You might also say that to conflate the conventional understanding of God with Beyond-Being is likewise "a useful expression in a necessarily elliptical language." Really, this goes to the time-honored distinction between apophatic and cataphatic theology. You can't go too far astray with the latter, even though -- somewhat like numbers -- it can only lead to the threshold of the unKnowable Godhead.
More clarity from Schuon:
If we set Beyond-Being aside, we are entitled to attribute Infinitude to Being; but if it is Beyond-Being that we are taking into consideration, then we shall say that the Infinite is in truth Beyond-Being, and that Being realizes this infinitude in relative mode, thereby opening the door to the outpouring of possibilities endlessly varied, thus inexhaustible.
Why is any of this important? Oh, no reason. Which is to say, the most important things are for their own sake -- human persons, for example. What is more useless than a baby? And yet, everyone short of a leftist knows babies are infinitely precious.
In another book by Schuon, I came across an intriguing and no doubt controversial claim, that "To understand a religion in depth, one must understand religion as such."

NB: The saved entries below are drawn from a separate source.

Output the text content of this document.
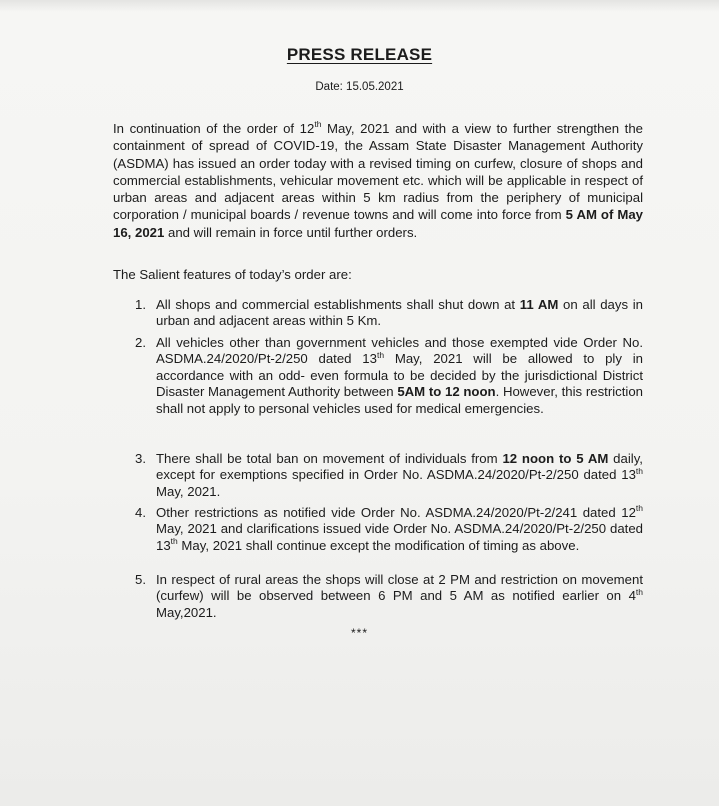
PRESS RELEASE
Date: 15.05.2021
In continuation of the order of 12th May, 2021 and with a view to further strengthen the containment of spread of COVID-19, the Assam State Disaster Management Authority (ASDMA) has issued an order today with a revised timing on curfew, closure of shops and commercial establishments, vehicular movement etc. which will be applicable in respect of urban areas and adjacent areas within 5 km radius from the periphery of municipal corporation / municipal boards / revenue towns and will come into force from 5 AM of May 16, 2021 and will remain in force until further orders.
The Salient features of today’s order are:
1. All shops and commercial establishments shall shut down at 11 AM on all days in urban and adjacent areas within 5 Km.
2. All vehicles other than government vehicles and those exempted vide Order No. ASDMA.24/2020/Pt-2/250 dated 13th May, 2021 will be allowed to ply in accordance with an odd- even formula to be decided by the jurisdictional District Disaster Management Authority between 5AM to 12 noon. However, this restriction shall not apply to personal vehicles used for medical emergencies.
3. There shall be total ban on movement of individuals from 12 noon to 5 AM daily, except for exemptions specified in Order No. ASDMA.24/2020/Pt-2/250 dated 13th May, 2021.
4. Other restrictions as notified vide Order No. ASDMA.24/2020/Pt-2/241 dated 12th May, 2021 and clarifications issued vide Order No. ASDMA.24/2020/Pt-2/250 dated 13th May, 2021 shall continue except the modification of timing as above.
5. In respect of rural areas the shops will close at 2 PM and restriction on movement (curfew) will be observed between 6 PM and 5 AM as notified earlier on 4th May,2021.
***
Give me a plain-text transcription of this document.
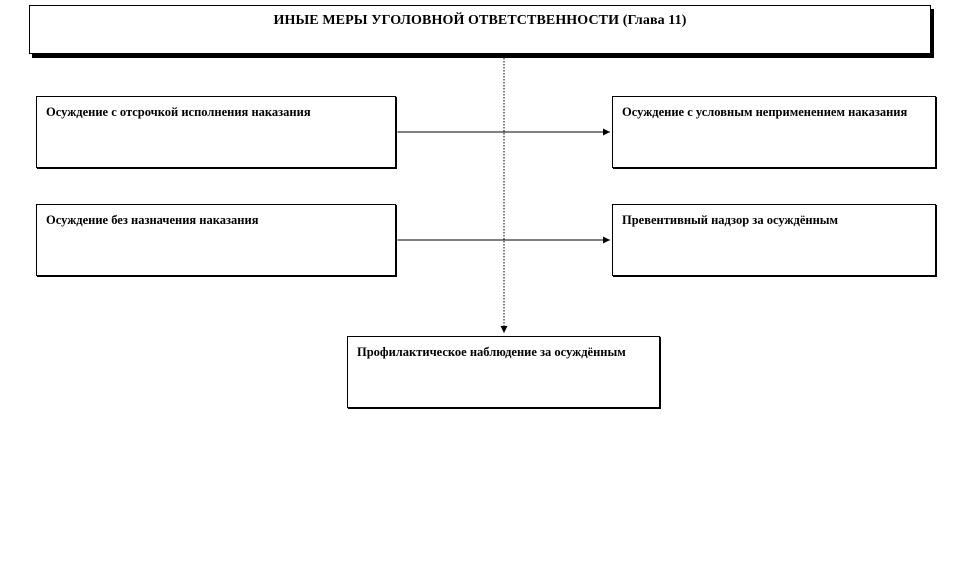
ИНЫЕ МЕРЫ УГОЛОВНОЙ ОТВЕТСТВЕННОСТИ (Глава 11)
Осуждение с отсрочкой исполнения наказания	Осуждение с условным неприменением наказания
Осуждение без назначения наказания	Превентивный надзор за осуждённым
Профилактическое наблюдение за осуждённым
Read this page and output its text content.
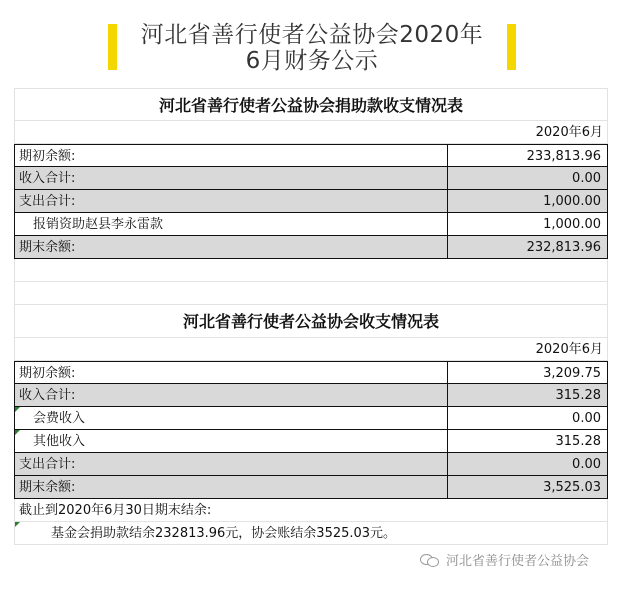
河北省善行使者公益协会2020年
6月财务公示
河北省善行使者公益协会捐助款收支情况表
2020年6月
期初余额:	233,813.96
收入合计:	0.00
支出合计:	1,000.00
报销资助赵县李永雷款	1,000.00
期末余额:	232,813.96
河北省善行使者公益协会收支情况表
2020年6月
期初余额:	3,209.75
收入合计:	315.28
会费收入	0.00
其他收入	315.28
支出合计:	0.00
期末余额:	3,525.03
截止到2020年6月30日期末结余:
基金会捐助款结余232813.96元，协会账结余3525.03元。
河北省善行使者公益协会
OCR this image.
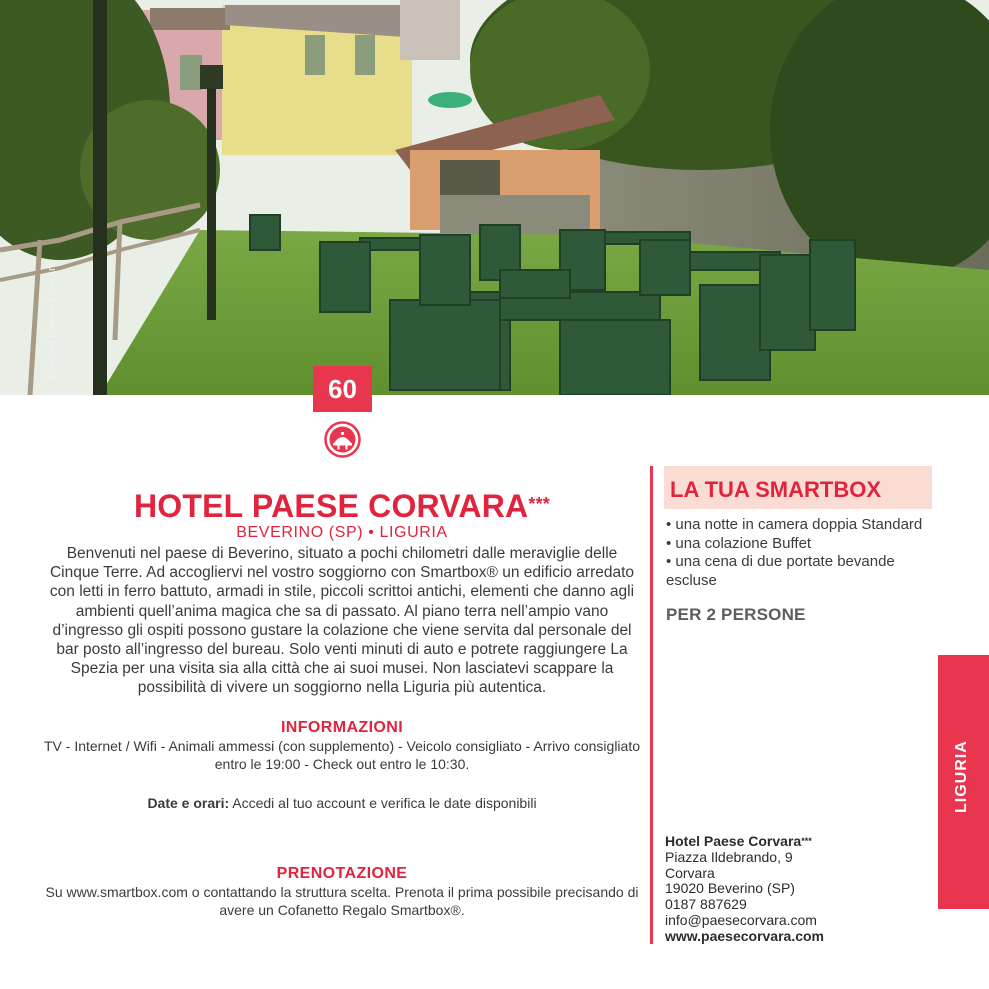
© Hotel Paese Corvara
60
HOTEL PAESE CORVARA***
BEVERINO (SP) • LIGURIA
Benvenuti nel paese di Beverino, situato a pochi chilometri dalle meraviglie delle Cinque Terre. Ad accogliervi nel vostro soggiorno con Smartbox® un edificio arredato con letti in ferro battuto, armadi in stile, piccoli scrittoi antichi, elementi che danno agli ambienti quell’anima magica che sa di passato. Al piano terra nell’ampio vano d’ingresso gli ospiti possono gustare la colazione che viene servita dal personale del bar posto all’ingresso del bureau. Solo venti minuti di auto e potrete raggiungere La Spezia per una visita sia alla città che ai suoi musei. Non lasciatevi scappare la possibilità di vivere un soggiorno nella Liguria più autentica.
INFORMAZIONI
TV - Internet / Wifi - Animali ammessi (con supplemento) - Veicolo consigliato - Arrivo consigliato entro le 19:00 - Check out entro le 10:30.
Date e orari: Accedi al tuo account e verifica le date disponibili
PRENOTAZIONE
Su www.smartbox.com o contattando la struttura scelta. Prenota il prima possibile precisando di avere un Cofanetto Regalo Smartbox®.
LA TUA SMARTBOX
• una notte in camera doppia Standard
• una colazione Buffet
• una cena di due portate bevande escluse
PER 2 PERSONE
Hotel Paese Corvara***
Piazza Ildebrando, 9
Corvara
19020 Beverino (SP)
0187 887629
info@paesecorvara.com
www.paesecorvara.com
LIGURIA
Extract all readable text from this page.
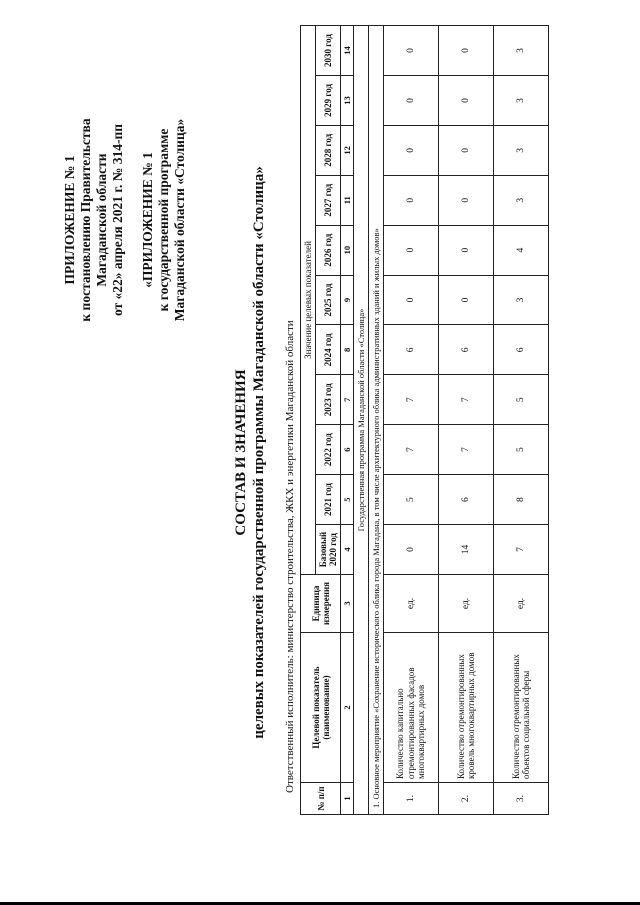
ПРИЛОЖЕНИЕ № 1 к постановлению Правительства Магаданской области от «22» апреля 2021 г. № 314-пп «ПРИЛОЖЕНИЕ № 1 к государственной программе Магаданской области «Столица»
СОСТАВ И ЗНАЧЕНИЯ целевых показателей государственной программы Магаданской области «Столица» Ответственный исполнитель: министерство строительства, ЖКХ и энергетики Магаданской области
№ п/п	Целевой показатель (наименование)	Единица измерения	Значение целевых показателей										
			Базовый 2020 год	2021 год	2022 год	2023 год	2024 год	2025 год	2026 год	2027 год	2028 год	2029 год	2030 год
1	2	3	4	5	6	7	8	9	10	11	12	13	14
Государственная программа Магаданской области «Столица»													
1. Основное мероприятие «Сохранение исторического облика города Магадана, в том числе архитектурного облика административных зданий и жилых домов»													
1.	Количество капитально отремонтированных фасадов многоквартирных домов	ед.	0	5	7	7	6	0	0	0	0	0	0
2.	Количество отремонтированных кровель многоквартирных домов	ед.	14	6	7	7	6	0	0	0	0	0	0
3.	Количество отремонтированных объектов социальной сферы	ед.	7	8	5	5	6	3	4	3	3	3	3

Here again, many religious folk will resist this idea, but it is "somewhat" inevitable (can anything be a little bit evitable?). For example, by what criteria does the Christian determine Christianity to be true? Protestants try to confine themselves to the letter of scripture, but still, someone has to decide what qualifies as scripture. Catholics will of course say the Church has determined what qualifies, but if you're following me, this leads either to an arbitrary stop or an infinite regress. Was man made for scripture or scripture for man? And how do we know, unless the truth is built into us?
I don't think it's useful for the average man to ask such questions, but again, this is a useless blog aimed at useless people.
Can we bring this discussion down a couple of notches, into more familiar territory? Sure, no problem. Let's turn to The Roots of Christian Mysticism, and see if we can come up with anything. I'm just going to thumb through and rely on providence.
"A life without eternity is unworthy of the name of life. Only eternal life is true" (St. Augustine).
"[T]heologians praise the divine Origin for having no name and yet possessing all names.... They declare, moreover, that this divine Origin is simultaneously at the heart of the universe and far beyond the sky, sun, stars, fire, water, wind, dew, cloud rock, stone, and in a word all that is and nothing that is" (Dionysus the Aeropagite).
"The infinite is without doubt something of God, but not God himself, who is infinitely beyond even that" (Maximus the Confessor).
Infinitely beyond infinitude -- which is to say, the absolute infinitude of Beyond-Being contains the relative infinitude of Being.
"God's transcendence eludes even our very idea of transcendence. God transcends his own transcendence, so that he may not be lost in abstract nothingness, but may give of himself" (Clement).
Which "is why the Fathers also speak of God as inaccessible, of God beyond God, in terms of a springing forth, a creative and redemptive leap outside his essence, following the eternal movement of the divine energies, but also in order to communicate these to creatures..." (ibid).
O --> (↓). Being marches forth from Beyond-Being!